Любим с туманной надеждою устало смежил веки, ожидая странного любовного зова, его медвежеватые глазки густо опушились темными ресничками, и сквозь колышащую тревожную завесу он всмотрелся в бронзовеющий купол над головою с алыми пролысинами наступающей зари; и почудилось ему небо громадным праздничным столом, уставленным брашном и питиями, где среди позлащенных сосудцев, и кубков, и серебряных росольников, и тарелей мостятся бородатые и кучерявые мужи и вовсе вьюноши с ангельским взором. И пристань тут же позади трапезы, состроенная из бело-розового мрамора, и у прибегища, полоща полуспущенными парусами, толпятся лодьи, и шняки, и кочмары, и барки, и всякая мелкая речная посуда… Вдруг над гостевым столом распахнулось косящатое оконце, и просунулась огненно-рыжая борода и стрельчатые усы… Но дальше Любим ничего не разглядел: сквозь наваждение просочился грубый голос воеводы:
– Эй ты… Разлегся. Как у бабы на перине… Да, ты, стремянный! Слышь, Ванюков? Не баринуй, когда другие сопли на кулак мотают. Не услышишь, как и голову под топор…
Но Любим лишь лениво, сквозь дрему, скосил взгляд на Мещеринова. Тот мостился на завалинке, набычившись, не зная, на ком умирить гнев; меж колен сабелька турского дела, правая рука на крыже, изукрашенном чернью. На боку кинжал шкоцкого дела со вчиненным пистолетным стволиком, у стены окопа прислонен бердыш с хитро вставленным в ратовище дульцем солистра. Любил воевода ухищрения и ухорошки, и красовитое доброе оружье, коим лишь и стоит похвалиться служивому…
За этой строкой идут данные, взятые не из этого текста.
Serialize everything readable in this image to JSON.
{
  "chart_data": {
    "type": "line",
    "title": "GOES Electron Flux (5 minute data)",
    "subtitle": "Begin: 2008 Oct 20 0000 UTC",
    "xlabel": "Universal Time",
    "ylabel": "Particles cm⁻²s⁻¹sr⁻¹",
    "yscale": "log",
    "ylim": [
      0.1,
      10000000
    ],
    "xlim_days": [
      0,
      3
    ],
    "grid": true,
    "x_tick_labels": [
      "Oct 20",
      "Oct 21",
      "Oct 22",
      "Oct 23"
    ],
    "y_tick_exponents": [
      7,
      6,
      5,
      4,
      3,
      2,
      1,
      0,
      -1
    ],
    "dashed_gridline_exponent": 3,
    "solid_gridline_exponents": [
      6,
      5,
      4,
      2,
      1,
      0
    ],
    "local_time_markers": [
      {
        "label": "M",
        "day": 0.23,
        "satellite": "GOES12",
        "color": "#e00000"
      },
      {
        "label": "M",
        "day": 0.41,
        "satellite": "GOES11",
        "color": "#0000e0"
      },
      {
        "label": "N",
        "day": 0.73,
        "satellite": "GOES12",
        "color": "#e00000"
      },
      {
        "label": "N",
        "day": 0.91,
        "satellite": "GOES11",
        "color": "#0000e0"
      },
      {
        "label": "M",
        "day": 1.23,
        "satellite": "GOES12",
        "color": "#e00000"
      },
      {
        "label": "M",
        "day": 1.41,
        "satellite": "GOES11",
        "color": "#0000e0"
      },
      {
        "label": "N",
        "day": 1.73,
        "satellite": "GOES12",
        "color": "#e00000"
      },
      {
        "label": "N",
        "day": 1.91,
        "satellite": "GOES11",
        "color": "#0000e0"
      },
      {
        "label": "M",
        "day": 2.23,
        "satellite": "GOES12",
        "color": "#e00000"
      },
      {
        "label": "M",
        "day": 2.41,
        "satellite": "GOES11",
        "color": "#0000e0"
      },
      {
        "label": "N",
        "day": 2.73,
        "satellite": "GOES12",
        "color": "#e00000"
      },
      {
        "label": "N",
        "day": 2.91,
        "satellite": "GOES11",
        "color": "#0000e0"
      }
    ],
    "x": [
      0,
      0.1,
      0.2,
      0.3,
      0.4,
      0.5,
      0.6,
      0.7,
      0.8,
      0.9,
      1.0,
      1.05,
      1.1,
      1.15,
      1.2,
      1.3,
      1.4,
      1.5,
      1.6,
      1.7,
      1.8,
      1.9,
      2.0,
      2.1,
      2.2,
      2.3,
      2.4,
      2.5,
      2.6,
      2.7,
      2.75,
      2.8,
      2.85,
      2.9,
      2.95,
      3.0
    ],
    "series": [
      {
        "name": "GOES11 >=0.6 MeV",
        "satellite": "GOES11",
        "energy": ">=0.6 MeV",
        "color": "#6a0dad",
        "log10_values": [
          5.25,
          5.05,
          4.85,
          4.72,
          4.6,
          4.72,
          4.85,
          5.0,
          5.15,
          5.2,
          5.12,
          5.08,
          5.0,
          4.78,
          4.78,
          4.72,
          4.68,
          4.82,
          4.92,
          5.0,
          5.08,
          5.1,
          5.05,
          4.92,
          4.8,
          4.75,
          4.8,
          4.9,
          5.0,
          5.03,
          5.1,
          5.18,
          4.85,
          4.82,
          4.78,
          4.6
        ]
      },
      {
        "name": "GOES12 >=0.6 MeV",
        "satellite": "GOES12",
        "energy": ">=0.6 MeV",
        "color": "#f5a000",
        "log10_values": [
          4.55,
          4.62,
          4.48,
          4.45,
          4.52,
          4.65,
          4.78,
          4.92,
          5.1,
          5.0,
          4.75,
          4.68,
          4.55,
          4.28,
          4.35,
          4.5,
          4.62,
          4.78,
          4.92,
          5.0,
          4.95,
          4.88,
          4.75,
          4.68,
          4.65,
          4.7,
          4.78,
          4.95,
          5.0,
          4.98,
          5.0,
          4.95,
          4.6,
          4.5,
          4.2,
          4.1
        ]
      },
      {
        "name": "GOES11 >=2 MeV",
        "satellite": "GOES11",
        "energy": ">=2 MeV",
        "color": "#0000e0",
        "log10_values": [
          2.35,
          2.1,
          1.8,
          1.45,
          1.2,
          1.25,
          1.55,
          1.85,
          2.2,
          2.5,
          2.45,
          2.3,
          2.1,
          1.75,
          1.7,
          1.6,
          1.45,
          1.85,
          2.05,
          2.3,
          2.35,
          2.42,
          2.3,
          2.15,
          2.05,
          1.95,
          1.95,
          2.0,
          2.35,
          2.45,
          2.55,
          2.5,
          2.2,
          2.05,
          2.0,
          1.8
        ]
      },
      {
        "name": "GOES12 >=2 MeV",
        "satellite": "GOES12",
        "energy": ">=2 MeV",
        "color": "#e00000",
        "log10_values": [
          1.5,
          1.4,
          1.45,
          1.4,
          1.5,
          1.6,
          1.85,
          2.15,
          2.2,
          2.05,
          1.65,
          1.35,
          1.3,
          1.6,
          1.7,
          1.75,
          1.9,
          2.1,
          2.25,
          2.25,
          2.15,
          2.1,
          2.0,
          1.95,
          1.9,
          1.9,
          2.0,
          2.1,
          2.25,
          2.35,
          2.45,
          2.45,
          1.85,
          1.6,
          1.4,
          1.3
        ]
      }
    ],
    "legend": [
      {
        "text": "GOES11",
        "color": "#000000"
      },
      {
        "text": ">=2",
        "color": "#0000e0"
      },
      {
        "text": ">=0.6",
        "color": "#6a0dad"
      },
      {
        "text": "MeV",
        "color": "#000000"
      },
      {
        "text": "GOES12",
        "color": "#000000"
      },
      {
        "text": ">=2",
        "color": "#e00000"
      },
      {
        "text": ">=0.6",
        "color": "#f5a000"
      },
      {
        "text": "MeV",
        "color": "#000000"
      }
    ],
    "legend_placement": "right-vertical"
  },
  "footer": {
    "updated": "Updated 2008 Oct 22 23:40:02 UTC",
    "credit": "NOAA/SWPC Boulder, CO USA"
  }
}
… Да кто ему воевода? Пристал, как репей в собачий хвост… Как телеге пятое колесо, как смычок барабану, что козлу коний хвост. Чего хочу, то и ворочу! И даже слезная жалоба Мещеринова в Тайный приказ навряд ли смутит тамошнего дьяка и наведет на стремянного грозу. Кто ближе всех к царю? кто пред очима постоянно стоит, как только сбирается государь на войну, иль в ближний поход, иль на службы по монастырям, иль на птичью охоту и зверные ловища? Да это он, Любим Ванюков, по прозвищу Медвежья Смерть, ведет запасного царского коня; это он угождает державному в тягостях и ловит его желанья, и своею грудью караулит изменщицкую пулю и стрелу. А Мещеринову и удастся-то предстать пред государя, ежли шибко похлопочут именитые родичи…
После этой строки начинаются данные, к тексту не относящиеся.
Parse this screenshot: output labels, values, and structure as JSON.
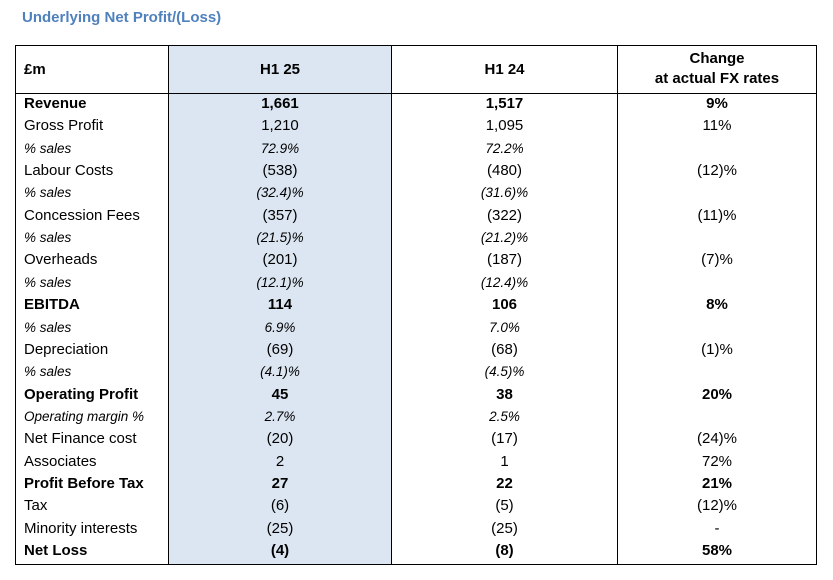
{
  "title": "Underlying Net Profit/(Loss)",
  "table": {
    "header": [
      "£m",
      "H1 25",
      "H1 24",
      [
        "Change",
        "at actual FX rates"
      ]
    ],
    "rows": [
      {
        "cells": [
          "Revenue",
          "1,661",
          "1,517",
          "9%"
        ],
        "style": "bold"
      },
      {
        "cells": [
          "Gross Profit",
          "1,210",
          "1,095",
          "11%"
        ],
        "style": "normal"
      },
      {
        "cells": [
          "% sales",
          "72.9%",
          "72.2%",
          null
        ],
        "style": "italic"
      },
      {
        "cells": [
          "Labour Costs",
          "(538)",
          "(480)",
          "(12)%"
        ],
        "style": "normal"
      },
      {
        "cells": [
          "% sales",
          "(32.4)%",
          "(31.6)%",
          null
        ],
        "style": "italic"
      },
      {
        "cells": [
          "Concession Fees",
          "(357)",
          "(322)",
          "(11)%"
        ],
        "style": "normal"
      },
      {
        "cells": [
          "% sales",
          "(21.5)%",
          "(21.2)%",
          null
        ],
        "style": "italic"
      },
      {
        "cells": [
          "Overheads",
          "(201)",
          "(187)",
          "(7)%"
        ],
        "style": "normal"
      },
      {
        "cells": [
          "% sales",
          "(12.1)%",
          "(12.4)%",
          null
        ],
        "style": "italic"
      },
      {
        "cells": [
          "EBITDA",
          "114",
          "106",
          "8%"
        ],
        "style": "bold"
      },
      {
        "cells": [
          "% sales",
          "6.9%",
          "7.0%",
          null
        ],
        "style": "italic"
      },
      {
        "cells": [
          "Depreciation",
          "(69)",
          "(68)",
          "(1)%"
        ],
        "style": "normal"
      },
      {
        "cells": [
          "% sales",
          "(4.1)%",
          "(4.5)%",
          null
        ],
        "style": "italic"
      },
      {
        "cells": [
          "Operating Profit",
          "45",
          "38",
          "20%"
        ],
        "style": "bold"
      },
      {
        "cells": [
          "Operating margin %",
          "2.7%",
          "2.5%",
          null
        ],
        "style": "italic"
      },
      {
        "cells": [
          "Net Finance cost",
          "(20)",
          "(17)",
          "(24)%"
        ],
        "style": "normal"
      },
      {
        "cells": [
          "Associates",
          "2",
          "1",
          "72%"
        ],
        "style": "normal"
      },
      {
        "cells": [
          "Profit Before Tax",
          "27",
          "22",
          "21%"
        ],
        "style": "bold"
      },
      {
        "cells": [
          "Tax",
          "(6)",
          "(5)",
          "(12)%"
        ],
        "style": "normal"
      },
      {
        "cells": [
          "Minority interests",
          "(25)",
          "(25)",
          "-"
        ],
        "style": "normal"
      },
      {
        "cells": [
          "Net Loss",
          "(4)",
          "(8)",
          "58%"
        ],
        "style": "bold"
      }
    ]
  }
}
Взгляд у воеводы стух, глаза затосковали, стали собачьими.
Подкузьмили Кузьму, подъеремили Ерему; не будь к каждой бочке затычкой; глядишь, и Господь повернется к тебе лицом, – зажалел Любим воеводу. Ведь и тому несладко жилось, не одни меда и сдобные перепечи; и над ним, борзым кобелем, свой псарь с арапником.
Любим сдался, придвинулся к воеводе.
– Толкуют с Москвы: де, улести их, воров, медами; де, сахарной головой примани. Да их не поколеблешь посулами, раз на смерть встали. Этих злодеев огнем-дыбою разве и проймешь, – зажалобился Мещеринов тусклым голосом. Говорил он почти шепотом, оглядываясь по сторонам, словно бы кругом чужие невидимые уши понасажены. Любим же молчал, лишь сверлил пустым взором туманную даль, где просеивались первые искорки звезд. За спиною в двадцати саженях лежал Ефим Бражников, а душа его уже воспарила над Большим Соловецким островом и, успокоенная, нетревожная, теперь не жаждала чужой крови и мятежной головы.